Bütün bunlara Türkiye’nin cevabı, Sirte’ye yönelik UMH güçlerini daha da tahkim etmek oldu. Bütün bu atraksiyonlarıyla Türkiye’yi bir türlü caydıramayınca, düşündü taşındı ve bu Ermenistan kartına sarıldı. Bu benim tahminim…

Fransa’ya gelince…

Âsi general Halife Hafter’in üzerine yatırım yapmıştı Fransa. Gerçekleşmesine kesin gözüyle baktığı plânına göre, zaten arka bahçesi olarak gördüğü Fas’tan Tunus’a kadar olan Kuzey Afrika’nın son fakat en verimli halkası olan Libya’nın hem petrolüne çökecek, hem de Afrika’nın güneyine ve kuzeydoğusuna açılmak için Libya’yı mükemmel bir üs olarak kullanacaktı. Diğer plânı da, Doğu Akdeniz’deki hidrokarbon kaynaklarıyla ilgiliydi. “Hafter’in Libya’sı” İtalya, Yunanistan ve Kıbrıs Rumlarıyla yapmayı düşündüğü ortaklıklarla buradaki gaz ve petrol kaynaklarından esaslı bir pay kapmış olacaktı.

Fransa’nın bel bağladığı ve gerçekleşmesine kesin gözle baktığı bu en önemli iki stratejik hedefi, Türkiye’nin ortaya çıkıp önce Libya’yla deniz yetki alanlarının sınırlandırılması anlaşmasını imzalaması, ardından da UMH’ye destek vererek Hafter’i hezîmete uğratmasıyla bir anda hayâl oldu.

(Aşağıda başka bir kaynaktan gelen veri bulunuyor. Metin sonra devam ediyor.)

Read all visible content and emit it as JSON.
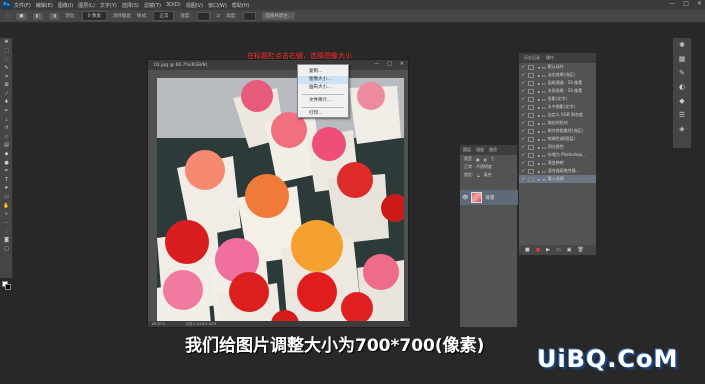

Zaten daha önce de Suriye’den bir şeyler kapmak isterken Türkiye’nin müdahalesi yüzünden oradan da eli boş dönmüştü.

Bu son durum Fransa’nın dengesini iyice bozdu, onu âdeta mahvetti.  Türkiye’yi engellemek için İtalya, Malta ve Yunanistan’la oluşturduğu “İrini” isimli birliktelik de Türk donanmasından yediği tokatla fos çıkınca, Türkiye’yi NATO’ya ve AB’ye şikâyet etti. Türkiye oyunu kuralına göre, milletlerarası hukuka uygun oynuyordu. Onun için oralardan da bir şey elde edemedi.

Fransa, kendisi için hayat memat meselesi olarak gördüğü Libya hayâline engel olan Türkiye’den kurtulmak için hâlâ şuursuzca çırpınıyor. Bu sebepten, Ermenistan’ı Azerbaycan’a kışkırtarak Türkiye’nin başına bir gaile açmak istemiş olması akla pek uygun düşüyor.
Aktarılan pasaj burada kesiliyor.